Recommended workflow
Subject + expression + lighting + lens → first 8 variants → mark keepers → iterate one slot. If the first pass comes back with warped facial features, jump straight to the distorted-faces quick-fix pipeline instead of rewriting the prompt — most face issues are framing + resolution, not wording. For client / commercial use, route the winner through a light Photoshop retouch pass (skin balance, stray-hair cleanup) — that’s still faster than re-generating to perfection.
Common mistakes
- Plastic skin from missing texture words — defaults are tuned for “beautiful”, which translates to airbrushed; always include “natural skin texture, visible pores”.
- Wrong lens for the framing — 35mm at head-and-shoulders distorts the nose; use 85mm or longer for flattering portraits.
- Vague lighting like “good lighting” — name the source (“window light”, “softbox”) and the direction (“from camera-left”).
- Hands near the face — AI still struggles with finger anatomy; crop hands out or move them below frame.
- Judging from one output — realistic portraits demand 6-8 generations per prompt before you can fairly evaluate.
- Changing three variables at once — you’ll never know which fix actually worked.
FAQ
- Why does my portrait look like everyone else’s AI portrait?: You used default style words (“beautiful”, “professional”). Replace them with specific photographic language: lens, light source, and texture.

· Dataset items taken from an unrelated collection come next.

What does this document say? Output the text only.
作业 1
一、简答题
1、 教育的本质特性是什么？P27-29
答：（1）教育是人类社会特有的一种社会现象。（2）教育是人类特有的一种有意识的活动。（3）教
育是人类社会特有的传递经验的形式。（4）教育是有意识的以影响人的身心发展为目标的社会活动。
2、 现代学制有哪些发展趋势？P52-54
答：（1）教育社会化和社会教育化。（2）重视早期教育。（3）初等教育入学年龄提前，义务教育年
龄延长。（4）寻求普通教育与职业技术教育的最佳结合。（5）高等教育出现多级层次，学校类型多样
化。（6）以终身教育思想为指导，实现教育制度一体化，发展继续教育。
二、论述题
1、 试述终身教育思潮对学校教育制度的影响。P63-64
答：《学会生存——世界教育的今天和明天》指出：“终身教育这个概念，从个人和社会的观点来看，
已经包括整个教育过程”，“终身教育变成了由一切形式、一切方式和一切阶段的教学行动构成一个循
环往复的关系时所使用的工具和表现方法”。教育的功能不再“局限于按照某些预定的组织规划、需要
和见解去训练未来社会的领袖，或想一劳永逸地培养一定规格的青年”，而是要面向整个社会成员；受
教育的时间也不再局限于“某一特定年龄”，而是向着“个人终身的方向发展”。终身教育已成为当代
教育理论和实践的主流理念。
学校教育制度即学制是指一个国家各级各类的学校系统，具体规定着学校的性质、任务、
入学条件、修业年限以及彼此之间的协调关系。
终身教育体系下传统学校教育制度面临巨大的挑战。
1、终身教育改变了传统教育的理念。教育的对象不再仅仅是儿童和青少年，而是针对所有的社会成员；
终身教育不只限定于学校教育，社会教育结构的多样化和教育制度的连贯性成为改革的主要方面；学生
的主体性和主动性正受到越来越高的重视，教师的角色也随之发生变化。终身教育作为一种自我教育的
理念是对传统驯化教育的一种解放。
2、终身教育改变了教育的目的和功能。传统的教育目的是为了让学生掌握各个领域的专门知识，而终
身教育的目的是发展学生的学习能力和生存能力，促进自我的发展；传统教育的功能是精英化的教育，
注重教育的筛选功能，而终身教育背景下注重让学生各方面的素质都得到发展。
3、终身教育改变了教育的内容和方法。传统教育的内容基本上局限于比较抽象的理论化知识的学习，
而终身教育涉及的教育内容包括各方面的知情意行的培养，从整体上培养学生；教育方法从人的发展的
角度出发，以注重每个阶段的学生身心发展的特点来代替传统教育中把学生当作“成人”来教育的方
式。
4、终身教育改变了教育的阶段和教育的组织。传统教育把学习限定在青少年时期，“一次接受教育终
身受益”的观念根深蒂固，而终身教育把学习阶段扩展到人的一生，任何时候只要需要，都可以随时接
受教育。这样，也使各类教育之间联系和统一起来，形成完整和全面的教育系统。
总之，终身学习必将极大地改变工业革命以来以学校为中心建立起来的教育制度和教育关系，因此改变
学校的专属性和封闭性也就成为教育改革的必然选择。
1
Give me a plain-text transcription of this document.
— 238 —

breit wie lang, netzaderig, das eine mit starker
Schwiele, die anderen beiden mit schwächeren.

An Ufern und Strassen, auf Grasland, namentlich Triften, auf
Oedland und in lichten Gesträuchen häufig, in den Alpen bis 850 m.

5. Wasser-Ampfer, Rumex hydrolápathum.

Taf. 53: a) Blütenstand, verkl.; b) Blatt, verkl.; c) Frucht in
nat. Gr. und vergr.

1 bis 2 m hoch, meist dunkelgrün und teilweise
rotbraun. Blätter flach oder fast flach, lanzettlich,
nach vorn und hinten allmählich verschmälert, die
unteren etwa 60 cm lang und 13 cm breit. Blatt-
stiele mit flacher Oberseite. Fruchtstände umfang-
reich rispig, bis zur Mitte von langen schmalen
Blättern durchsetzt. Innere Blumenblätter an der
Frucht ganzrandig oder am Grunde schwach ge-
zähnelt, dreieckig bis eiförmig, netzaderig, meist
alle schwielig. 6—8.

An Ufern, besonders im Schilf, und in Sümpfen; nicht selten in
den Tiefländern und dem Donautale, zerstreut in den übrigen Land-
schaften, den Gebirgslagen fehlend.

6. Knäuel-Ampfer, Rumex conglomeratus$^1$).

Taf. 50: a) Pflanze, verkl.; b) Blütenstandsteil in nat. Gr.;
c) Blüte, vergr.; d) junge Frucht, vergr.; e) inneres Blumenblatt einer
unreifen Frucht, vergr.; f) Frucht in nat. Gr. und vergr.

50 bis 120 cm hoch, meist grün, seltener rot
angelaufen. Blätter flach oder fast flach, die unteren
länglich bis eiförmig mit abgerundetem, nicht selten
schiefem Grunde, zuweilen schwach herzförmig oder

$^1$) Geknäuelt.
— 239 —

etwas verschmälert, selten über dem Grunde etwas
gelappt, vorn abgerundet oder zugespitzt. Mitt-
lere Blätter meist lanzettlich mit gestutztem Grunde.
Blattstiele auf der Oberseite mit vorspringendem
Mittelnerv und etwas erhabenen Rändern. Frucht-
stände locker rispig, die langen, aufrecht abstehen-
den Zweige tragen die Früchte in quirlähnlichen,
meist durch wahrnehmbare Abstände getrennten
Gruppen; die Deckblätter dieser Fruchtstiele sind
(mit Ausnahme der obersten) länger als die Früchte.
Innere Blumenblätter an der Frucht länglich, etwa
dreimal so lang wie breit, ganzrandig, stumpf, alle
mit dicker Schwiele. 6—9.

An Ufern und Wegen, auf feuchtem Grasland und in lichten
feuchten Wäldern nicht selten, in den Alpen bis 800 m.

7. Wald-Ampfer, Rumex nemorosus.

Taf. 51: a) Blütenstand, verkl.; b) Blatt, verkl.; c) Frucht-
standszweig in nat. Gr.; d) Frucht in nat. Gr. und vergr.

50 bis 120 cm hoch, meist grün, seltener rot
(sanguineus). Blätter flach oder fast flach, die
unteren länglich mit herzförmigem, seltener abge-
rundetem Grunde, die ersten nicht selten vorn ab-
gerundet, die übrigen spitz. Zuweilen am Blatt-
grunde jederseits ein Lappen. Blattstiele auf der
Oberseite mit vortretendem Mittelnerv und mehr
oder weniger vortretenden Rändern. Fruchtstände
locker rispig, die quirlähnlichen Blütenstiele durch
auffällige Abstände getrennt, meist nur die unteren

- Can I generate the same person twice?: Only loosely without a character-locking tool (reference image, LoRA, or model with identity controls). For consistent characters across scenes, see the character-motion workflow.
- My subject’s ethnicity keeps drifting — what fixes it?: Name the ethnicity directly in the subject slot and add specifics (“dark brown skin, deep-set eyes, broad nose”). Vague prompts default to the model’s average training subject.
- Should I retouch the AI output?: Yes, for any final use. Skin balance, stray-hair cleanup, and color grade take 5 minutes and lift the result above “obviously AI”.
- What aspect ratio for LinkedIn?: Generate at 1:1 (1024x1024) and crop to LinkedIn’s required ratio in the platform — generating at the exact final size sometimes truncates the head.